OpenAIInstrumentor()\
  .instrument(
    tracer_provider=
      tracer_provider)

from openai import OpenAI
client = OpenAI()

response = client.chat\
  .completions.create(
    model='gpt-4',
    messages=[{
      'role': 'user',
      'content':
        'Explain quantum'
        ' computing'}])

print(
  f'View traces: '
  f'{session.url}')

Real-World Examples

import phoenix as px
from phoenix.evals import (
  OpenAIModel,
  run_evals,
  HallucinationEvaluator,
  QAEvaluator,
  RelevanceEvaluator)
import pandas as pd

class RAGEvaluator:
  def __init__(self):
    self.model = (
      OpenAIModel(
        model='gpt-4'))
    self.evals = {
      'hallucination':
        HallucinationEvaluator(
          self.model),
      'qa': QAEvaluator(
        self.model),
      'relevance':
        RelevanceEvaluator(
          self.model)}

  def evaluate(
    self,
    queries: list[str],
    contexts: list[str],
    responses: list[str]
  ) -> pd.DataFrame:
    df = pd.DataFrame({
      'input': queries,
      'reference':
        contexts,
      'output':
        responses})
    results = {}
    for name, ev in (
      self.evals.items()
    ):
      results[name] = (
        run_evals(
          dataframe=df,
          evaluators=[ev]
        )[0])
    return pd.concat(
      results, axis=1)

Advanced Tips

Use custom span attributes to tag traces with metadata like user segments and feature flags for filtered analysis across different application contexts. Set up evaluation pipelines that run automatically on sampled production traces to detect quality degradation before users report issues. Export trace data to dataframes for custom analysis beyond the built-in Phoenix dashboard visualizations.

When to Use It?

Use Cases

Monitor a production RAG application by tracing retrieval and generation steps to identify latency bottlenecks and quality issues. Evaluate LLM outputs for hallucination and relevance using automated evaluators on collected trace data. Compare prompt template versions by running experiments that measure quality metrics across configurations.

Related Topics

LLM observability, Arize Phoenix, tracing, evaluation metrics, prompt engineering, RAG debugging, and AI application monitoring.

Important Notes

Requirements

Phoenix Python package with OpenTelemetry dependencies for trace collection.

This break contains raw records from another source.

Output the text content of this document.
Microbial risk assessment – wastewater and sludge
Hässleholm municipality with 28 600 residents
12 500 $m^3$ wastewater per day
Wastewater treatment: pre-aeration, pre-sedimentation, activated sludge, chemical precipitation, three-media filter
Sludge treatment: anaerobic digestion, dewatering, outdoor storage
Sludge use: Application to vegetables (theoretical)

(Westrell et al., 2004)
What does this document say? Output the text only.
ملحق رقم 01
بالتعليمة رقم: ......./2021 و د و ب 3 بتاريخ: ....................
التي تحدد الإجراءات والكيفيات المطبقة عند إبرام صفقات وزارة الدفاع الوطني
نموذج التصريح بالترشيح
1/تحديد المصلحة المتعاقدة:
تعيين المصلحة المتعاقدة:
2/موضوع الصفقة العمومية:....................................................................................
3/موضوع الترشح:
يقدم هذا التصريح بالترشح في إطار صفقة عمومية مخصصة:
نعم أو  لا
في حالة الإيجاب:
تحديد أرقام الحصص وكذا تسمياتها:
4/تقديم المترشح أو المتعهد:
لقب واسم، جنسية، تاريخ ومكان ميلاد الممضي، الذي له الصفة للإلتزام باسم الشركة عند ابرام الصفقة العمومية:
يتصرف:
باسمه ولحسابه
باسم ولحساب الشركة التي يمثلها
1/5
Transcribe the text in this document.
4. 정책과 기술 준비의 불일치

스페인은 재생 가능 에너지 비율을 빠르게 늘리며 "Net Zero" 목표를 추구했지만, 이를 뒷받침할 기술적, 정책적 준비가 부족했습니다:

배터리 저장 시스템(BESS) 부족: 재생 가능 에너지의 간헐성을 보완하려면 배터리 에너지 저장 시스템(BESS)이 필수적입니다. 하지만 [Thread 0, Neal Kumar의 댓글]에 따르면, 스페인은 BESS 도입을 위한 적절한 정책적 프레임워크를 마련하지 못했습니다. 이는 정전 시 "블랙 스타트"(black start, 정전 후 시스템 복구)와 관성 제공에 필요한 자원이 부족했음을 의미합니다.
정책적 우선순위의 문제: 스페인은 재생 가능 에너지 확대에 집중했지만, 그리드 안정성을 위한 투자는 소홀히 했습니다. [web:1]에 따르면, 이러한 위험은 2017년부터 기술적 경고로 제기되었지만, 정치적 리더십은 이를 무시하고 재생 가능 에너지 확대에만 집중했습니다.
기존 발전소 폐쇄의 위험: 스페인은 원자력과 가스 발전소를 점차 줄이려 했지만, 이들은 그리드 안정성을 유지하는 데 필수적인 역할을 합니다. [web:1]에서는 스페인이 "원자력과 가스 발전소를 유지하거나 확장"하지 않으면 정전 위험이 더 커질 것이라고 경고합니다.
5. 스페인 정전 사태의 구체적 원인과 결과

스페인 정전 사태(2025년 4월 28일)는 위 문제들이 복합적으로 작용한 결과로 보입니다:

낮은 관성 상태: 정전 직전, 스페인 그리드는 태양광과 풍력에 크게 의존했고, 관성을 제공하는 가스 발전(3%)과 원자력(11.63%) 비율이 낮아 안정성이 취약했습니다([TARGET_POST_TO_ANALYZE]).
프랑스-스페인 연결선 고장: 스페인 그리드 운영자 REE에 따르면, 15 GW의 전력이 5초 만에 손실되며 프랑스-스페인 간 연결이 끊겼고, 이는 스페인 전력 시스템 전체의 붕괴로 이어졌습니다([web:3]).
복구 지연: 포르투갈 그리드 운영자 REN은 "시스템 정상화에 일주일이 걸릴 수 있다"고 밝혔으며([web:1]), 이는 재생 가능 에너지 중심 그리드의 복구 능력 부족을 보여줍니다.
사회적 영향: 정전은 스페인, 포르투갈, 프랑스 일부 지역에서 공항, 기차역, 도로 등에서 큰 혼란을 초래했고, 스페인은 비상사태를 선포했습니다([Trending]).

OpenInference instrumentation packages for the specific LLM providers being monitored. OpenAI API key or equivalent credentials when using LLM-based evaluation functions.

Usage Recommendations

Do: instrument all LLM calls and retrieval steps to get complete pipeline visibility from query to response. Use automated evaluators on sampled traces to continuously monitor output quality in production. Organize traces into projects to separate different applications and environments clearly.

Don't: log full request and response payloads in high-traffic production systems without sampling since storage costs grow rapidly with volume. Run expensive LLM-based evaluations on every single trace in production since this doubles API costs. Ignore trace latency data when debugging quality issues since slow responses often correlate with retrieval problems.

Limitations

LLM-based evaluators require additional API calls that add cost and latency to the evaluation pipeline. Trace storage grows with application traffic volume requiring retention policies for long-running production deployments. Custom evaluator development requires labeled datasets for calibration against human judgment on domain-specific quality criteria.